Bad news for soap fans. Guiding Light, the longest-running soap opera in radio and television history, airs its last episode today, "after more than 15,000 episodes, at least 65 Emmy awards and too many marriages, divorces, affairs, miscarriages, phony pregnancies and faked deaths to count," reports
The Detroit Free Press' Angela Lopez. Loyal fans have begun eulogizing the show and attacking executives at Proctor & Gamble for canceling it. Media observers say the show's demise marks the beginning of the end for day-time soaps.
- Shame on the Executives for Pulling the Plug! cries TV critic Ed Martin at The Huffington Post. Martin whimpers that GL survived the Great Depression, WWII, the Vietnam War, JFK's assassination and 9/11 but "couldn't survive the calamitous machinations of the current executive regimes at CBS and Procter & Gamble Productions." He says the franchise could've been kept afloat with low-cost webisodes or basic cable movies. "Guiding Light wasn't just another soap opera," Martin eulogizes. "It was an American treasure, and it deserved much better.
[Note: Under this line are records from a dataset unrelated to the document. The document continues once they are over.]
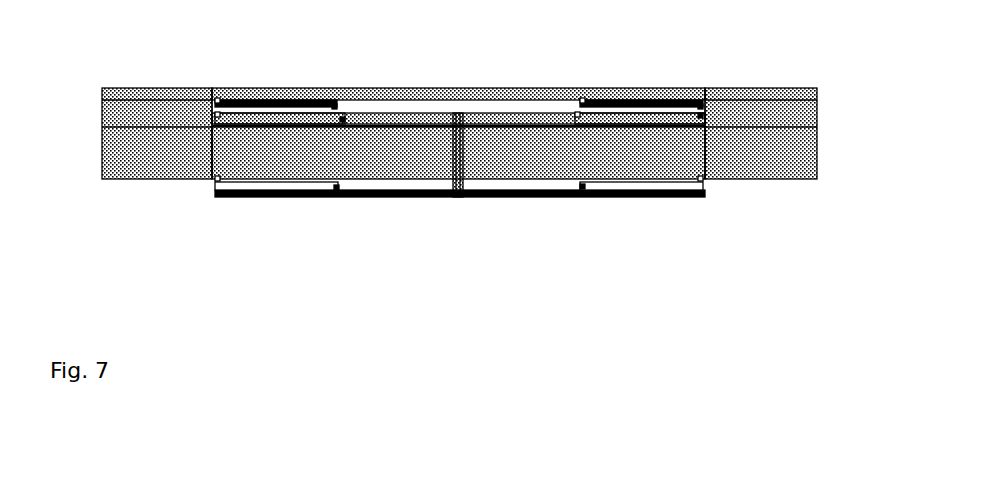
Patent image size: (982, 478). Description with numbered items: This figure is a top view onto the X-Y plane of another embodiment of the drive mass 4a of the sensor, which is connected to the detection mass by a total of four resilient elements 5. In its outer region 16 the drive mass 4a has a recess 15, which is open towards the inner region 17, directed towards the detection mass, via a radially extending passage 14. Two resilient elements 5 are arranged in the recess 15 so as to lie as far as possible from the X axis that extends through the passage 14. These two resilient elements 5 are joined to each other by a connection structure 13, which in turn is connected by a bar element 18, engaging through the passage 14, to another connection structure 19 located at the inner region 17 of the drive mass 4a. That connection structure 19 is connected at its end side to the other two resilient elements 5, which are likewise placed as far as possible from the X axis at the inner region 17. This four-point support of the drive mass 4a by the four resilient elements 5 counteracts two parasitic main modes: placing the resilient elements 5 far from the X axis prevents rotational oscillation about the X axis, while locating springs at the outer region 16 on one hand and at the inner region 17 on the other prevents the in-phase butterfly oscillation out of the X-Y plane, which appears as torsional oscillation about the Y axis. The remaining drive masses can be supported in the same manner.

The drive mass 4a is at (784, 89).
The resilient element 5 is at (278, 100).
The connection structure 13 is at (543, 115).
The passage 14 is at (468, 197).
The recess 15 is at (414, 103).
The outer region 16 is at (322, 100).
The inner region 17 is at (180, 180).
The bar element 18 is at (452, 194).
The connection structure 19 is at (533, 197).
So did its millions of faithful fans."
- A Springboard to Celebrity Stardom, notes Kristin Braswell at ABC News. Which big shots got started at Guiding Light? In the early 80s, Kevin Bacon scored a role on the show as T.J. Werner, a teenage alcoholic. In 1989, Calista Flockhart got her start playing a babysitter. The Sun Sentinel has a slideshow of big names who starred in GL, including Lost's Cynthia Watros who threw herself down a flight of stairs to frame someone else for the death of her unborn child; 90210's Ian Ziering, who played a drug dealer; and Star Wars' Billy Dee Williams, who played a doctor. "Many celebrities today can thank soap operas for their career boosts," writes Braswell. She ticks off a slew of other actors who went from d-list soap nothings to bona-fide celebs, including Brad Pitt in "Dallas," Alex Baldwin in "The Doctors, "Anne Heche in "Another World," and David Hasselhoff in "The Young and the Restless."
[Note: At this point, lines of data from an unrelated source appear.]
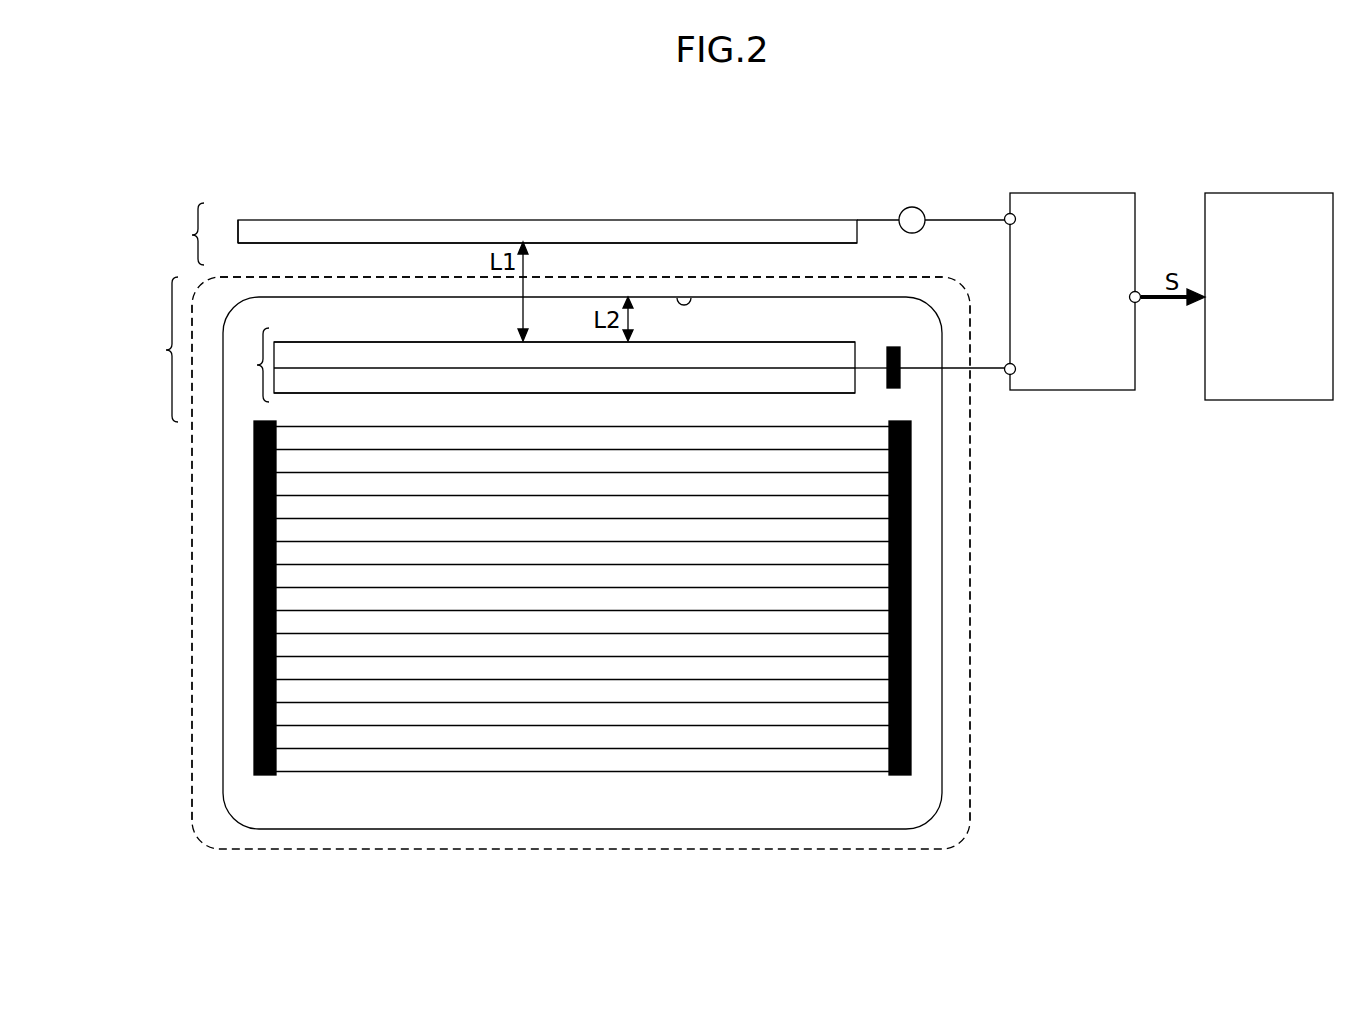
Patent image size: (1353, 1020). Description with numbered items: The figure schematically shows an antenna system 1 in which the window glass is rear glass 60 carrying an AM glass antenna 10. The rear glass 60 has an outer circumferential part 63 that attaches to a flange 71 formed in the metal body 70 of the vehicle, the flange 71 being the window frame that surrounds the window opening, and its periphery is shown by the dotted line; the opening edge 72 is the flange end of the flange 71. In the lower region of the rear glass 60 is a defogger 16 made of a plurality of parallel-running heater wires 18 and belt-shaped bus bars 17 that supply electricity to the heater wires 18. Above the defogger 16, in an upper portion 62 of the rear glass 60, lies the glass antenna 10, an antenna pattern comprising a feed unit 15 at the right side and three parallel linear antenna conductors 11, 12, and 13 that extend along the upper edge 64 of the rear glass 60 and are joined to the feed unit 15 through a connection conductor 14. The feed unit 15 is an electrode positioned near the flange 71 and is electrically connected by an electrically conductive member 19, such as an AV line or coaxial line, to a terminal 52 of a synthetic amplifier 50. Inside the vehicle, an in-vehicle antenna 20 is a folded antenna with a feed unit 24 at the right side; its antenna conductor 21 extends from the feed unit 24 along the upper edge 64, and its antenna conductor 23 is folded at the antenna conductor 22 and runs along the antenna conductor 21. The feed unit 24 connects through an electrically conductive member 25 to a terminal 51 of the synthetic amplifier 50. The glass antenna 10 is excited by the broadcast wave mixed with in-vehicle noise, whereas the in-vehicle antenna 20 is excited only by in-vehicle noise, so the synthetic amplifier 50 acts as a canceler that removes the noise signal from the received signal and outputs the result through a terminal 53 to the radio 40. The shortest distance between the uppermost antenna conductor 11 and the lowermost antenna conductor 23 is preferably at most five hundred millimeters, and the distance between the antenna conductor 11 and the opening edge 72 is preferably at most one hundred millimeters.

The antenna system 1 is at (137, 122).
The glass antenna 10 is at (540, 365).
The antenna conductor 11 is at (345, 342).
The antenna conductor 12 is at (345, 368).
The antenna conductor 13 is at (345, 393).
The connection conductor 14 is at (877, 368).
The feed unit 15 is at (893, 347).
The defogger 16 is at (582, 612).
The bus bar 17 is at (263, 553).
The heater wire 18 is at (740, 426).
The electrically conductive member 19 is at (905, 374).
The in-vehicle antenna 20 is at (183, 234).
The antenna conductor 21 is at (388, 220).
The antenna conductor 22 is at (238, 222).
The antenna conductor 23 is at (300, 243).
The feed unit 24 is at (910, 207).
The electrically conductive member 25 is at (958, 218).
The radio 40 is at (1275, 193).
The synthetic amplifier 50 is at (1072, 193).
The terminal 51 is at (1006, 214).
The terminal 52 is at (1008, 376).
The terminal 53 is at (1140, 292).
The rear glass 60 is at (950, 583).
The upper portion 62 is at (156, 349).
The outer circumferential part 63 is at (207, 622).
The upper edge 64 is at (893, 277).
The metal body 70 is at (985, 660).
The flange 71 is at (958, 622).
The opening edge 72 is at (688, 298).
- No One Needs Soaps When You Have Reality TV, concludes CNN's Todd Leopold: "Viewers ... have gravitated toward reality shows, which feature the melodrama and outsized characters of soaps." Leopold lists a number trends that suggest GL's demise signals the beginning of the end for day-time dramas. First of all, more women in the workplace means less women in front of the tube. Secondly, soaps counted on mothers passing on the show to daughters and granddaughters—the loss of family watching has nixed the "handoff" of viewers. Lastly, soaps—with their sets, original scripts and yearlong production schedule—simply cost more than reality shows to produce. As an industry insider laments, "We don't have the time to invest in soaps as they exist now."